While the overall burden of proof remains with the Complainant, the Panel recognizes that this would often result in the impossible task of proving a negative, in particular as the evidence needed to show the Respondent’s lack of rights or legitimate interests is primarily within the knowledge of the Respondent. Therefore, the Panel agrees with prior UDRP panels that the Complainant is required to make out a prima facie case before the burden of production of evidence shifts to the Respondent to show that it has rights or legitimate interests in the disputed domain name in order to meet the requirements of paragraph 4(a)(ii) of the Policy. Croatia Airlines d.d. v. Modern Empire Internet Ltd., WIPO Case No. D2003-0455.
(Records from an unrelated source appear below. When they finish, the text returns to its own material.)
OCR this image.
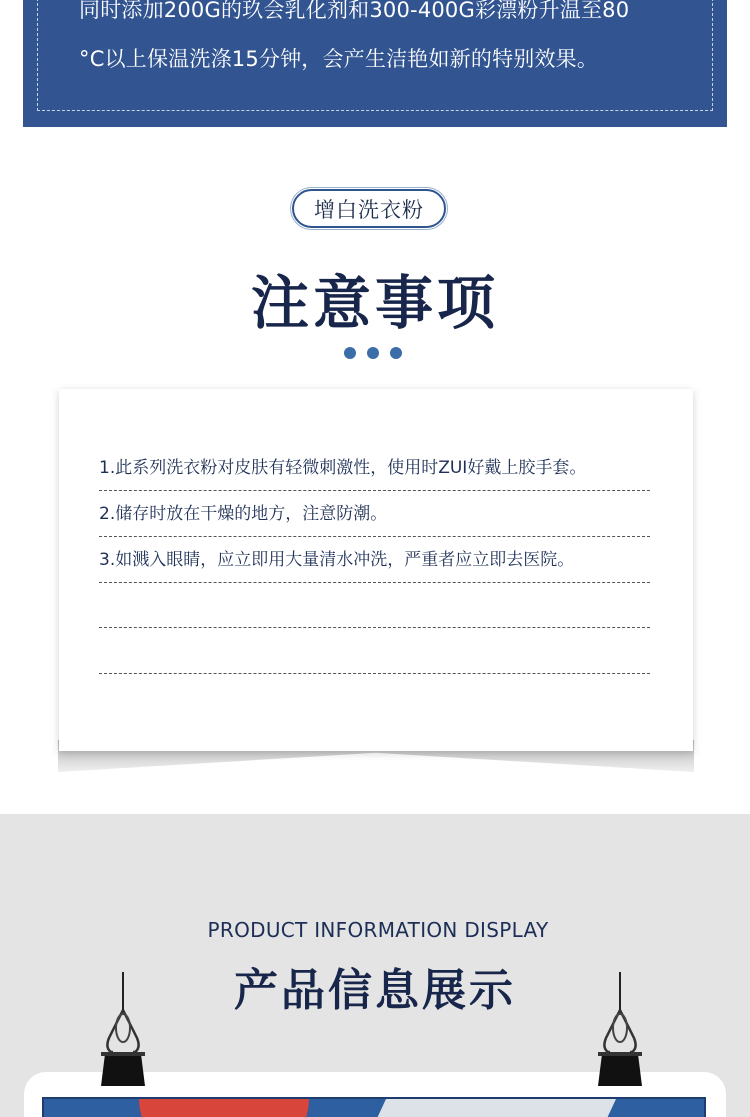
同时添加200G的玖会乳化剂和300-400G彩漂粉升温至80
°C以上保温洗涤15分钟，会产生洁艳如新的特别效果。
增白洗衣粉
注意事项
1.此系列洗衣粉对皮肤有轻微刺激性，使用时ZUI好戴上胶手套。
2.储存时放在干燥的地方，注意防潮。
3.如溅入眼睛，应立即用大量清水冲洗，严重者应立即去医院。
PRODUCT INFORMATION DISPLAY
产品信息展示
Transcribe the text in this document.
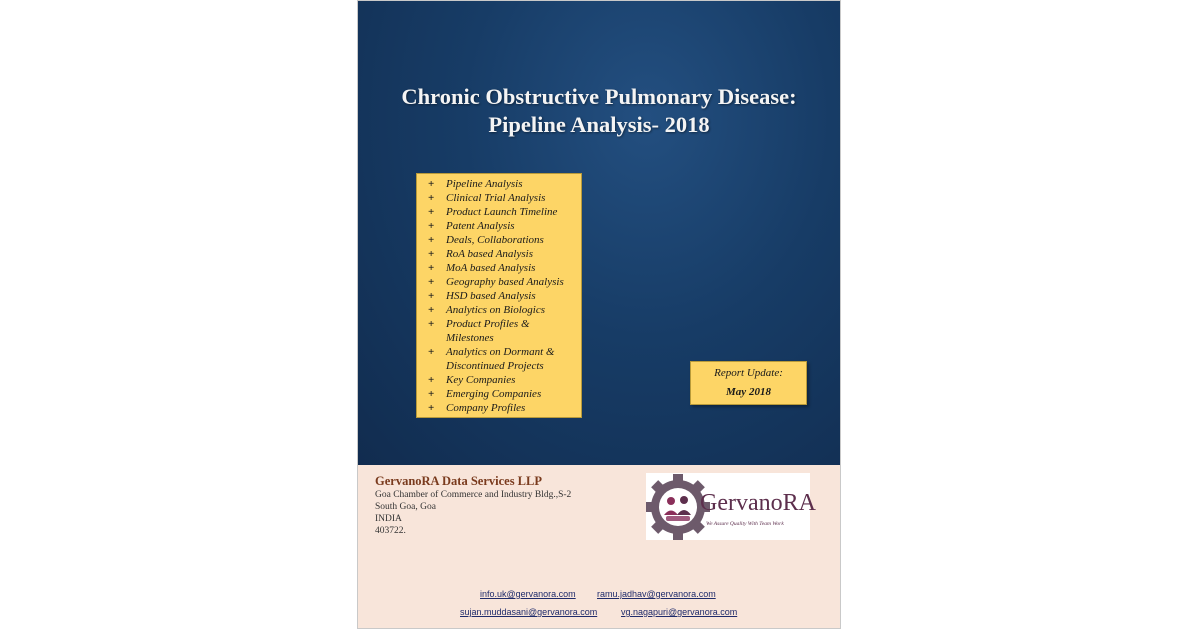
Chronic Obstructive Pulmonary Disease:
Pipeline Analysis- 2018
+ Pipeline Analysis
+ Clinical Trial Analysis
+ Product Launch Timeline
+ Patent Analysis
+ Deals, Collaborations
+ RoA based Analysis
+ MoA based Analysis
+ Geography based Analysis
+ HSD based Analysis
+ Analytics on Biologics
+ Product Profiles &
Milestones
+ Analytics on Dormant &
Discontinued Projects
+ Key Companies
+ Emerging Companies
+ Company Profiles
Report Update:
May 2018
GervanoRA Data Services LLP
Goa Chamber of Commerce and Industry Bldg.,S-2
South Goa, Goa
INDIA
403722.
GervanoRA
We Assure Quality With Team Work
info.uk@gervanora.com ramu.jadhav@gervanora.com
sujan.muddasani@gervanora.com	vg.nagapuri@gervanora.com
The Panel finds that the Complainant has satisfied this requirement, while the Respondent has failed to file any evidence or make any convincing argument to demonstrate rights or legitimate interests in the disputed domain name according to the Policy, paragraph 4(a)(ii) and 4(c).
In its Complaint, the Complainant has provided uncontested prima facie evidence that the Respondent has no rights or legitimate interests to use any of the Complainant’s ROACCUTAN, ROACCUTANE or ACCUTANE trademarks in the disputed domain name. In particular, the Complainant affirmed that it never granted a trademark license or any other permission to the Respondent.
In the absence of a response by the Respondent, there is no indication in the current record that the Respondent is commonly known by the disputed domain name. Furthermore, the Respondent has failed to demonstrate any of the non-exclusive circumstances evidencing rights or legitimate interests under the Policy, paragraph 4(c) or other evidence of rights or legitimate interests in the disputed domain name. In particular, the Respondent has failed to show that the disputed domain name has been or is intended to be used in connection with a bona fide offering of goods or services.
Consequently, the Panel finds that the Complainant has satisfied the requirements of paragraph 4(a)(ii) of the Policy.
C. Registered and Used in Bad Faith
The Panel is further convinced that the Respondent has registered and is using the disputed domain name in bad faith.
The Panel believes that the Respondent is deliberately attempting to create confusion among Internet users and/or to illegitimately benefit from the Complainant’s ROACCUTAN, ROACCUTANE and ACCUTANE trademarks for commercial gain.
The Panel is convinced that the Respondent must have been well aware of the Complainant’s trademarks when it registered the disputed domain name in March 2011. At the date of registration of the disputed domain name, the Complainant’s trademarks were already registered and recognized worldwide (including in Turkey and Russia). This assessment is supported by the fact that until recently the Respondent operated an online pharmacy shop linked to the disputed domain name offering the Complainants’ and third parties’ medicinal products.
Furthermore, another indication for bad faith is that the Respondent preferred not to respond to the Complainant’s contentions, although being informed of the pending administrative proceeding in the Turkish and English language.
The fact that, at the time of the decision, the disputed domain name does not resolve to an active webpage does not change the Panel’s overall assessment on the Respondent’s bad faith.
All in all, the Panel cannot conceive of any good faith use of the disputed domain name by the Respondent. The Panel is convinced that the available record provides sufficient evidence to justify an assessment of bad faith registration and use.
The Panel therefore concludes that the disputed domain name was registered and is being used in bad faith and that the Complainant consequently has satisfied the third element of the Policy, namely, paragraph 4(a)(iii) of the Policy.
For the foregoing reasons, in accordance with paragraphs 4(i) of the Policy and 15 of the Rules, the Panel orders that the disputed domain name <roaccutaneprix.net> be transferred to the Complainant.